In response to concerns regarding the intentional release of captive-raised deer into the wild in Alabama, Conservation Commissioner N. Gunter Guy Jr. signed an emergency regulation prohibiting the practice effective December 7.
Earlier this year, a group in central Alabama sought to enhance local deer population genetics through the introduction of commercially-raised deer from licensed Alabama game breeders. Game breeders are legally permitted to raise deer in captivity and selectively produce animals with preferred traits such as larger antlers.
These animals are normally sold to fenced hunting enclosures, which restricts their interactions with deer outside the enclosures.
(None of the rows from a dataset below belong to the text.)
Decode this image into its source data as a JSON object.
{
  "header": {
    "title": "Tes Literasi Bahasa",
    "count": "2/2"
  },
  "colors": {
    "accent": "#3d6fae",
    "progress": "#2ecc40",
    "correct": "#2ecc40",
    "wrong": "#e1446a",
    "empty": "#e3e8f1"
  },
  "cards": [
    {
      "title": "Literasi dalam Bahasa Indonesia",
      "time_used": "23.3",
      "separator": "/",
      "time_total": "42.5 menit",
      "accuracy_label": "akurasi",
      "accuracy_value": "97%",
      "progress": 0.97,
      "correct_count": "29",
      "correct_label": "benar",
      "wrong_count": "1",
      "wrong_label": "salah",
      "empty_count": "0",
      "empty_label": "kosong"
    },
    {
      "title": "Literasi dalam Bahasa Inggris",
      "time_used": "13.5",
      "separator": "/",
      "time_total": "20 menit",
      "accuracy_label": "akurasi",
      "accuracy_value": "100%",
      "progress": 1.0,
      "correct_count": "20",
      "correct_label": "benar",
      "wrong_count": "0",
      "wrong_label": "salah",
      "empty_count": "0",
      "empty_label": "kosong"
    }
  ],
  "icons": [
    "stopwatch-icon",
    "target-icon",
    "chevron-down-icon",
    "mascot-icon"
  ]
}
The new regulation does not restrict the release of captive-raised deer into hunting enclosures.
Previous Alabama law did not address the introduction of these captive-raised animals to areas outside of enclosures. While the prospect of increasing antler size through genetic augmentation is appealing to many hunters, officials with the Alabama Department of Conservation and Natural Resources have concerns about the practice.
“Our agency is responsible for the sustainability of the state’s wildlife resources,” said Commissioner Guy. “Therefore, we are obligated to use caution before allowing such activity to occur. Further review of this concept by the Conservation Advisory Board, which meets February 9, 2013, is warranted before taking further action on this issue.”
When the Marengo County group announced its intentions – the county is southwest of Montgomery, in south-central Alabama – the Quality Deer Management Association made this statement encouraging the group not to release any deer.
“Releasing captive-bred, farm-raised deer carries significant risks for wild deer, and that’s why QDMA opposes this project, and why it’s illegal in nearly every state,” said QDMA CEO and wildlife biologist Brian Murphy in the statement.
“I was shocked to learn that Alabama does not have a law that prevents what is being proposed in Marengo County,” Murphy said in that statement. “Across the nation, wildlife and agricultural agencies have stringent requirements to keep captive deer behind fences because of their potential risks to wild deer. Captive deer have the potential to carry diseases or parasites not present in wild populations, some of them deadly.”
Proponents of the project said they didn’t believe it was an issue, and other reports here and here gave some insight. Westervelt land company requested a meeting with Alabama DCNR officials in October, as did the Marengo folks wanting to release the bucks.
State Conservation Department officials met with both groups. As noted by the commissioner, further study of this issue is being done by members of the state’s Conservation Advisory Board, which will meet in February.